Aparte de en las estructuras que he ido mencionando en entradas anteriores, el carácter romántico de los dramas históricos de Gertrudis Gómez de Avellaneda queda patente en el gusto por los escenarios sombríos, como la «lóbrega cárcel» de don Rodrigo en el cuadro I del acto III de Egilona; no es solo la acotación, sino las propias réplicas de los personajes las que nos ofrecen datos de esa prisión. Por ejemplo, cuando Rodrigo se encara, en escena efectista, con las cadenas que lo sujetan: «¡Este fuego voraz en que me abraso / tus eslabones derretir no puede!» (p. 42a). Lo mismo sucede con la prisión del Príncipe de Viana (comienzo del segundo acto), o con la de Joaquín en Baltasar, acto I, escenas 1-5; la acotación indica que se trata de una «lúgubre estancia», y el diálogo de los personajes lo corrobora: «Cárcel tenebrosa», «Impura mazmorra», «esta mazmorra en que respiras / atmósfera letal», «prisión / tan horrible» viciada por «infecto vapor», etc.

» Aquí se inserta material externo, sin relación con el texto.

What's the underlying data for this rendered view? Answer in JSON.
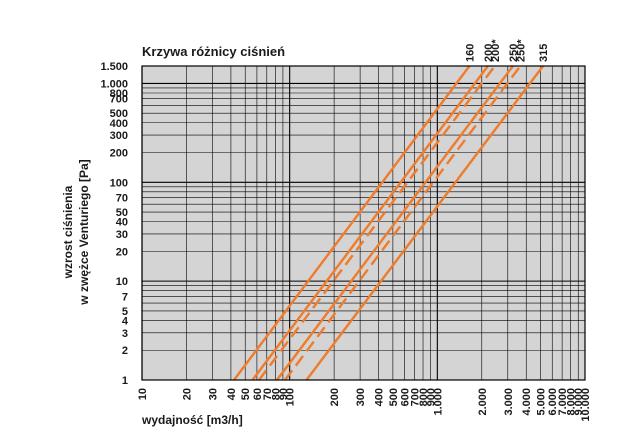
{
  "chart_data": {
    "type": "line",
    "title": "Krzywa różnicy ciśnień",
    "xlabel": "wydajność [m3/h]",
    "ylabel_line1": "wzrost ciśnienia",
    "ylabel_line2": "w zwężce Venturiego [Pa]",
    "x_scale": "log",
    "y_scale": "log",
    "xlim": [
      10,
      10000
    ],
    "ylim": [
      1,
      1500
    ],
    "grid": true,
    "background": "#d4d4d4",
    "x_ticks": [
      {
        "value": 10,
        "label": "10"
      },
      {
        "value": 20,
        "label": "20"
      },
      {
        "value": 30,
        "label": "30"
      },
      {
        "value": 40,
        "label": "40"
      },
      {
        "value": 50,
        "label": "50"
      },
      {
        "value": 60,
        "label": "60"
      },
      {
        "value": 70,
        "label": "70"
      },
      {
        "value": 80,
        "label": "80"
      },
      {
        "value": 90,
        "label": "90"
      },
      {
        "value": 100,
        "label": "100"
      },
      {
        "value": 200,
        "label": "200"
      },
      {
        "value": 300,
        "label": "300"
      },
      {
        "value": 400,
        "label": "400"
      },
      {
        "value": 500,
        "label": "500"
      },
      {
        "value": 600,
        "label": "600"
      },
      {
        "value": 700,
        "label": "700"
      },
      {
        "value": 800,
        "label": "800"
      },
      {
        "value": 900,
        "label": "900"
      },
      {
        "value": 1000,
        "label": "1.000"
      },
      {
        "value": 2000,
        "label": "2.000"
      },
      {
        "value": 3000,
        "label": "3.000"
      },
      {
        "value": 4000,
        "label": "4.000"
      },
      {
        "value": 5000,
        "label": "5.000"
      },
      {
        "value": 6000,
        "label": "6.000"
      },
      {
        "value": 7000,
        "label": "7.000"
      },
      {
        "value": 8000,
        "label": "8.000"
      },
      {
        "value": 9000,
        "label": "9.000"
      },
      {
        "value": 10000,
        "label": "10.000"
      }
    ],
    "y_ticks": [
      {
        "value": 1,
        "label": "1"
      },
      {
        "value": 2,
        "label": "2"
      },
      {
        "value": 3,
        "label": "3"
      },
      {
        "value": 4,
        "label": "4"
      },
      {
        "value": 5,
        "label": "5"
      },
      {
        "value": 7,
        "label": "7"
      },
      {
        "value": 10,
        "label": "10"
      },
      {
        "value": 20,
        "label": "20"
      },
      {
        "value": 30,
        "label": "30"
      },
      {
        "value": 40,
        "label": "40"
      },
      {
        "value": 50,
        "label": "50"
      },
      {
        "value": 70,
        "label": "70"
      },
      {
        "value": 100,
        "label": "100"
      },
      {
        "value": 200,
        "label": "200"
      },
      {
        "value": 300,
        "label": "300"
      },
      {
        "value": 400,
        "label": "400"
      },
      {
        "value": 500,
        "label": "500"
      },
      {
        "value": 700,
        "label": "700"
      },
      {
        "value": 800,
        "label": "800"
      },
      {
        "value": 1000,
        "label": "1.000"
      },
      {
        "value": 1500,
        "label": "1.500"
      }
    ],
    "series": [
      {
        "name": "160",
        "style": "solid",
        "color": "#f07b2a",
        "x": [
          42,
          1650
        ],
        "y": [
          1,
          1500
        ]
      },
      {
        "name": "200",
        "style": "solid",
        "color": "#f07b2a",
        "x": [
          56,
          2200
        ],
        "y": [
          1,
          1500
        ]
      },
      {
        "name": "200*",
        "style": "dashed",
        "color": "#f07b2a",
        "x": [
          62,
          2450
        ],
        "y": [
          1,
          1500
        ]
      },
      {
        "name": "250",
        "style": "solid",
        "color": "#f07b2a",
        "x": [
          82,
          3250
        ],
        "y": [
          1,
          1500
        ]
      },
      {
        "name": "250*",
        "style": "dashed",
        "color": "#f07b2a",
        "x": [
          93,
          3650
        ],
        "y": [
          1,
          1500
        ]
      },
      {
        "name": "315",
        "style": "solid",
        "color": "#f07b2a",
        "x": [
          130,
          5200
        ],
        "y": [
          1,
          1500
        ]
      }
    ]
  }
}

También romántico es el gusto por la noche, siempre adecuada para sombrías empresas o melancólicos pensamientos:
¡Silencio, soledad, muros espesos!…
¡todo es propicio!… Con su negro manto
cubre la noche las tinieblas frías
de esta horrible mansión que convidando
parece estar a los misterios tristes (Egilona, p. 39b).
Y más tarde:
…con su opaco
velo la noche tu camino cubre;
muda su voz, los fúnebres arcanos
nunca vendió de la esperanza impía,
y siempre fue del asesino amparo (p. 43a).
Otra característica muy repetida en las obras de los autores románticos es el hecho de hacer coincidir el estallido de una fuerte tempestad con los momentos climáticos de furia ciega, de pasión incontrolada, de crímenes violentos: en Saúl, la tormenta se desata en el momento en que el protagonista se rebela contra Dios al hacer los sacrificios prohibidos (acto I, escenas 5-9). En Baltasar, acto IV, el salón del banquete aparece alumbrado por la «siniestra luz de los relámpagos», y los truenos van creciendo en intensidad (así lo indica una acotación) hasta que la tempestad estalla con toda su fuerza al producirse el sacrilegio (escena 8). Lo mismo sucede un momento antes de producirse el asesinato de Fronilde en Munio Alfonso (fin del acto III).
En fin, respecto al empleo de disfraces, cabría mencionar únicamente en Baltasar, II, 4 el hecho de que Rubén asista disfrazado de esclavo babilonio a la fiesta del rey, para advertir a Elda que está en peligro su inocencia. Como empleo del fuego para suscitar situaciones dramáticas, solo el incendio del palacio de Baltasar, al que prende fuego Nitocris (acto IV, escenas 12 y 13) al producirse la invasión extranjera[1].
[1] Cito por Gertrudis Gómez de Avellaneda, Obras, vol. II, Madrid, Atlas, 1978 (BAE, 278), donde se incluyen Munio Alfonso, El Príncipe de Viana, Recaredo, Saúl y Baltasar; y Obras, vol. III, Madrid, Atlas, 1979 (BAE, 279), en que figura Egilona. Si no indico una página concreta, los números romanos designan el acto, y los arábigos, la escena. Remito para más detalles a Carlos Mata Induráin, «Los dramas históricos de Gertrudis Gómez de Avellaneda», en Kurt Spang (ed.), El drama histórico. Teoría y comentarios, Pamplona, Eunsa, 1998, pp. 193-213.